Although QuestDB console provides some default visualizations out of the box, to simulate a more realistic scenario of combining all the metrics to Grafana, we’ll set up a Postgres data source and visualize our heart rate data.

Download Grafana and login at http://localhost:3000/login with admin/admin

$ docker run -p 3000:3000 grafana/grafana

Under “Configuration” -> “Data Sources”, search for PostgreSQL.

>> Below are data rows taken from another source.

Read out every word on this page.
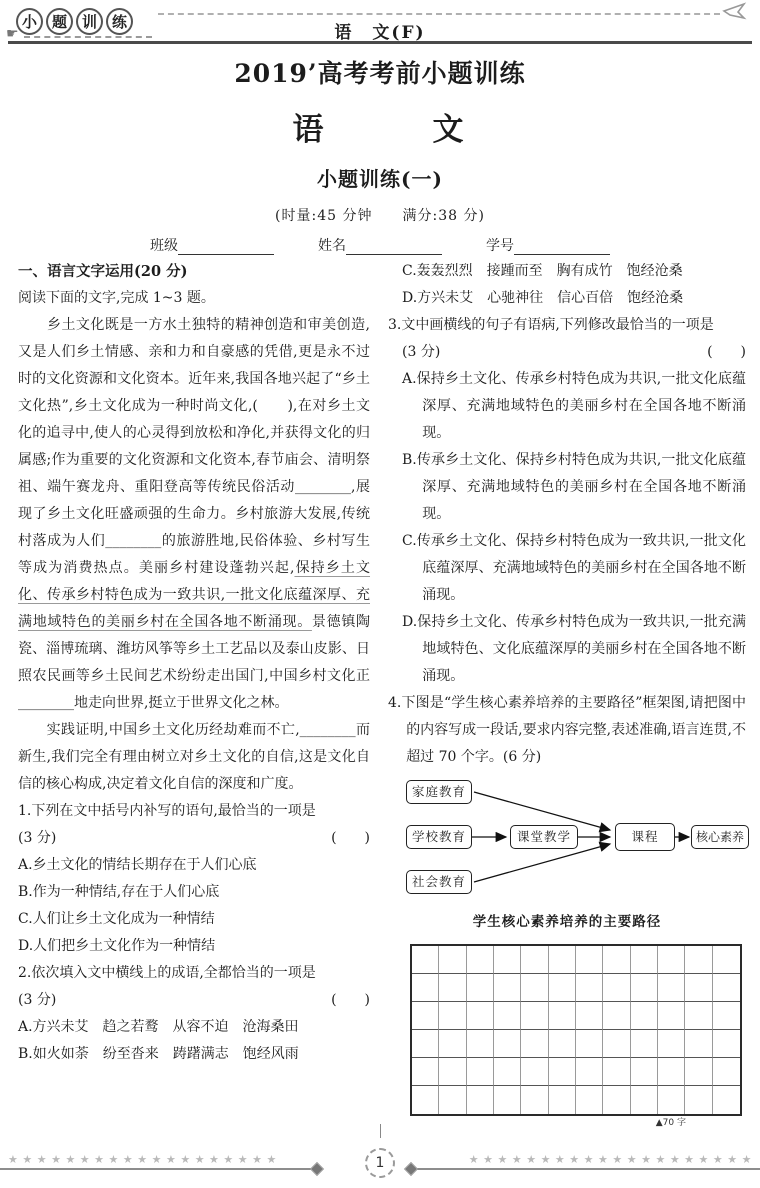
☛
小 题 训 练
语　文(F)
2019’高考考前小题训练
语　　　文
小题训练(一)
(时量:45 分钟　　满分:38 分)
班级	姓名	学号
一、语言文字运用(20 分)
阅读下面的文字,完成 1~3 题。

　　乡土文化既是一方水土独特的精神创造和审美创造,又是人们乡土情感、亲和力和自豪感的凭借,更是永不过时的文化资源和文化资本。近年来,我国各地兴起了“乡土文化热”,乡土文化成为一种时尚文化,(　　),在对乡土文化的追寻中,使人的心灵得到放松和净化,并获得文化的归属感;作为重要的文化资源和文化资本,春节庙会、清明祭祖、端午赛龙舟、重阳登高等传统民俗活动________,展现了乡土文化旺盛顽强的生命力。乡村旅游大发展,传统村落成为人们________的旅游胜地,民俗体验、乡村写生等成为消费热点。美丽乡村建设蓬勃兴起,保持乡土文化、传承乡村特色成为一致共识,一批文化底蕴深厚、充满地域特色的美丽乡村在全国各地不断涌现。景德镇陶瓷、淄博琉璃、潍坊风筝等乡土工艺品以及泰山皮影、日照农民画等乡土民间艺术纷纷走出国门,中国乡村文化正________地走向世界,挺立于世界文化之林。

　　实践证明,中国乡土文化历经劫难而不亡,________而新生,我们完全有理由树立对乡土文化的自信,这是文化自信的核心构成,决定着文化自信的深度和广度。

1.下列在文中括号内补写的语句,最恰当的一项是
(3 分)	(　　)
A.乡土文化的情结长期存在于人们心底
B.作为一种情结,存在于人们心底
C.人们让乡土文化成为一种情结
D.人们把乡土文化作为一种情结
2.依次填入文中横线上的成语,全都恰当的一项是
(3 分)	(　　)
A.方兴未艾　趋之若鹜　从容不迫　沧海桑田
B.如火如荼　纷至沓来　踌躇满志　饱经风雨
C.轰轰烈烈　接踵而至　胸有成竹　饱经沧桑
D.方兴未艾　心驰神往　信心百倍　饱经沧桑
3.文中画横线的句子有语病,下列修改最恰当的一项是
(3 分)	(　　)
A.保持乡土文化、传承乡村特色成为共识,一批文化底蕴深厚、充满地域特色的美丽乡村在全国各地不断涌现。
B.传承乡土文化、保持乡村特色成为共识,一批文化底蕴深厚、充满地域特色的美丽乡村在全国各地不断涌现。
C.传承乡土文化、保持乡村特色成为一致共识,一批文化底蕴深厚、充满地域特色的美丽乡村在全国各地不断涌现。
D.保持乡土文化、传承乡村特色成为一致共识,一批充满地域特色、文化底蕴深厚的美丽乡村在全国各地不断涌现。
4.下图是“学生核心素养培养的主要路径”框架图,请把图中的内容写成一段话,要求内容完整,表述准确,语言连贯,不超过 70 个字。(6 分)
家庭教育
学校教育
社会教育
课堂教学	课程	核心素养
学生核心素养培养的主要路径
▲70 字
★★★★★★★★★★★★★★★★★★★	1	★★★★★★★★★★★★★★★★★★★★
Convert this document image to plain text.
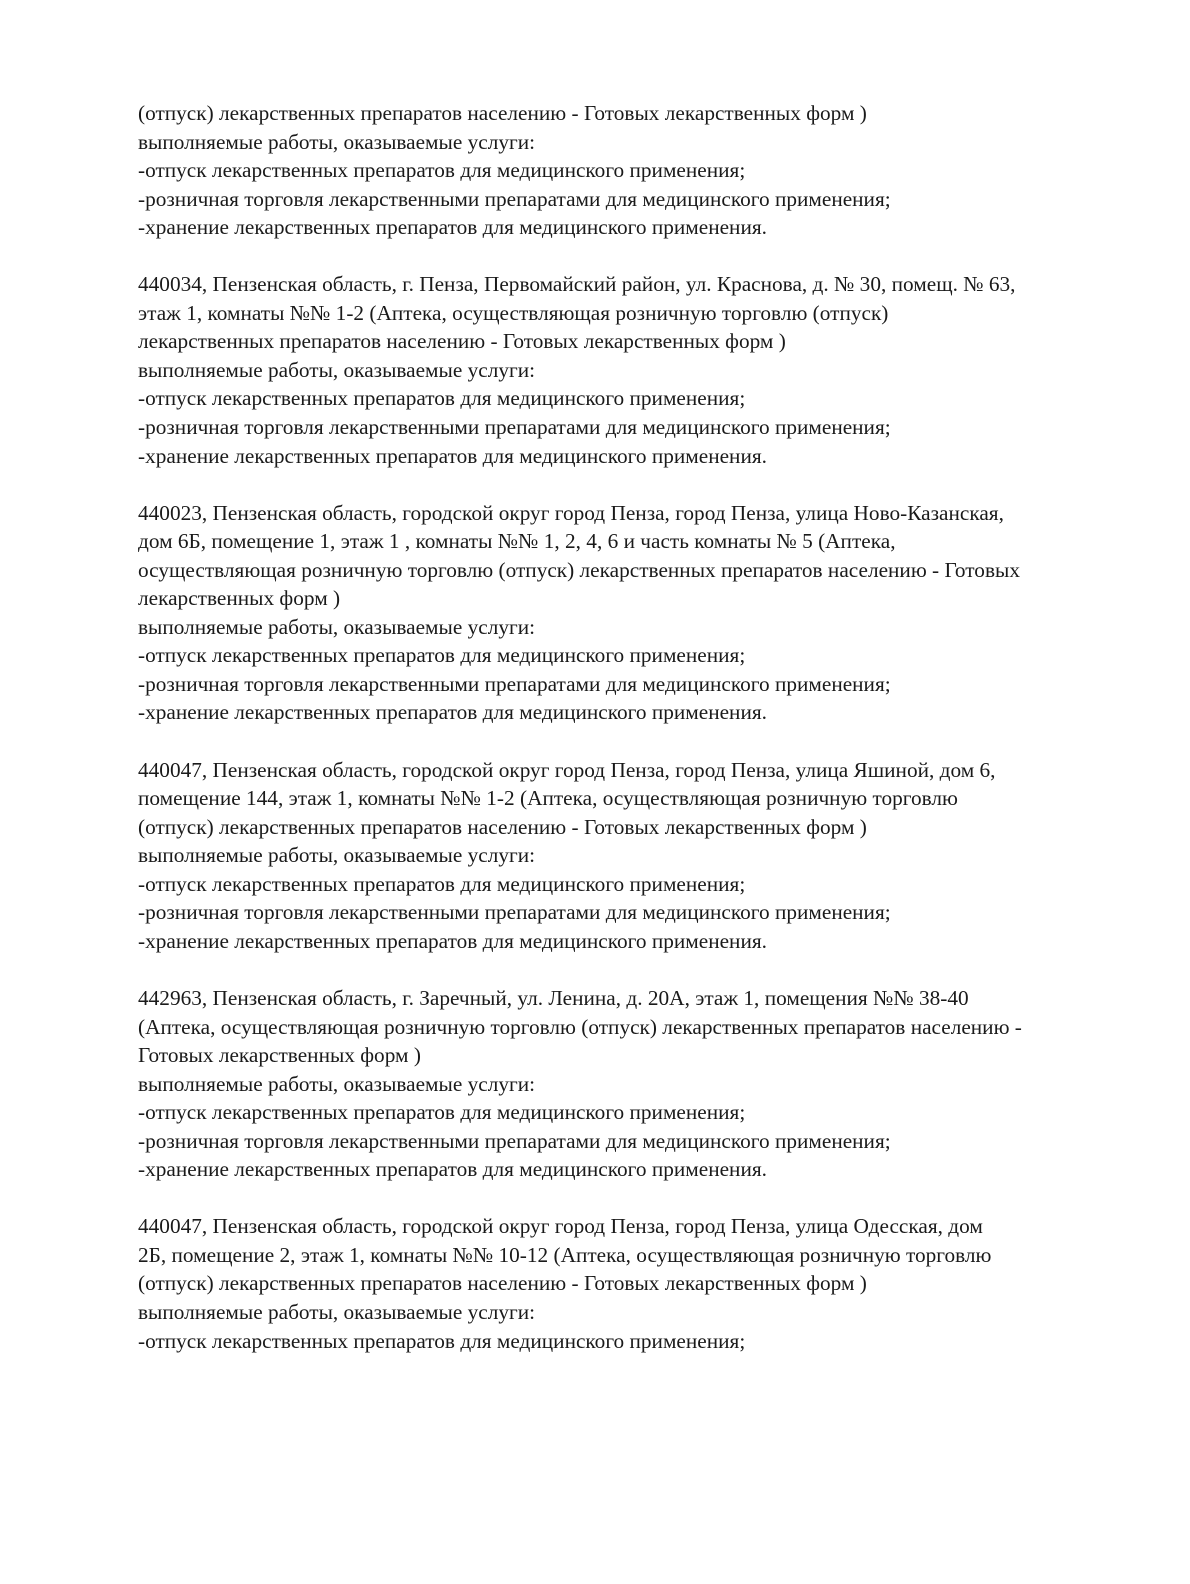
(отпуск) лекарственных препаратов населению - Готовых лекарственных форм )
выполняемые работы, оказываемые услуги:
-отпуск лекарственных препаратов для медицинского применения;
-розничная торговля лекарственными препаратами для медицинского применения;
-хранение лекарственных препаратов для медицинского применения.
440034, Пензенская область, г. Пенза, Первомайский район, ул. Краснова, д. № 30, помещ. № 63,
этаж 1, комнаты №№ 1-2 (Аптека, осуществляющая розничную торговлю (отпуск)
лекарственных препаратов населению - Готовых лекарственных форм )
выполняемые работы, оказываемые услуги:
-отпуск лекарственных препаратов для медицинского применения;
-розничная торговля лекарственными препаратами для медицинского применения;
-хранение лекарственных препаратов для медицинского применения.
440023, Пензенская область, городской округ город Пенза, город Пенза, улица Ново-Казанская,
дом 6Б, помещение 1, этаж 1 , комнаты №№ 1, 2, 4, 6 и часть комнаты № 5 (Аптека,
осуществляющая розничную торговлю (отпуск) лекарственных препаратов населению - Готовых
лекарственных форм )
выполняемые работы, оказываемые услуги:
-отпуск лекарственных препаратов для медицинского применения;
-розничная торговля лекарственными препаратами для медицинского применения;
-хранение лекарственных препаратов для медицинского применения.
440047, Пензенская область, городской округ город Пенза, город Пенза, улица Яшиной, дом 6,
помещение 144, этаж 1, комнаты №№ 1-2 (Аптека, осуществляющая розничную торговлю
(отпуск) лекарственных препаратов населению - Готовых лекарственных форм )
выполняемые работы, оказываемые услуги:
-отпуск лекарственных препаратов для медицинского применения;
-розничная торговля лекарственными препаратами для медицинского применения;
-хранение лекарственных препаратов для медицинского применения.
442963, Пензенская область, г. Заречный, ул. Ленина, д. 20А, этаж 1, помещения №№ 38-40
(Аптека, осуществляющая розничную торговлю (отпуск) лекарственных препаратов населению -
Готовых лекарственных форм )
выполняемые работы, оказываемые услуги:
-отпуск лекарственных препаратов для медицинского применения;
-розничная торговля лекарственными препаратами для медицинского применения;
-хранение лекарственных препаратов для медицинского применения.
440047, Пензенская область, городской округ город Пенза, город Пенза, улица Одесская, дом
2Б, помещение 2, этаж 1, комнаты №№ 10-12 (Аптека, осуществляющая розничную торговлю
(отпуск) лекарственных препаратов населению - Готовых лекарственных форм )
выполняемые работы, оказываемые услуги:
-отпуск лекарственных препаратов для медицинского применения;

For PostgreSQL connection, enter the following (password: quest) and save

Finally, let’s create a dashboard. Create a dashboard and add the following SQL query:

SELECT
  timecollected AS "time",
  heartrate
FROM heart_rate 
ORDER BY time;

Now we see the sample heart rate data:

As a side note, the same chart can be drawn on QuestDB console:

At this point, we have an end-to-end system of a device securely sending data via IoT Core and streaming data into QuestDB. We can extend this example to multiple devices by adding them under IoT Core and scaling our server to using pooled connections to more efficiently add data to QuestDB. At scale, we can also look at average heart rates instead of raw data points (e.g. avg(heartrate) as average_heartrate from heart_rate ).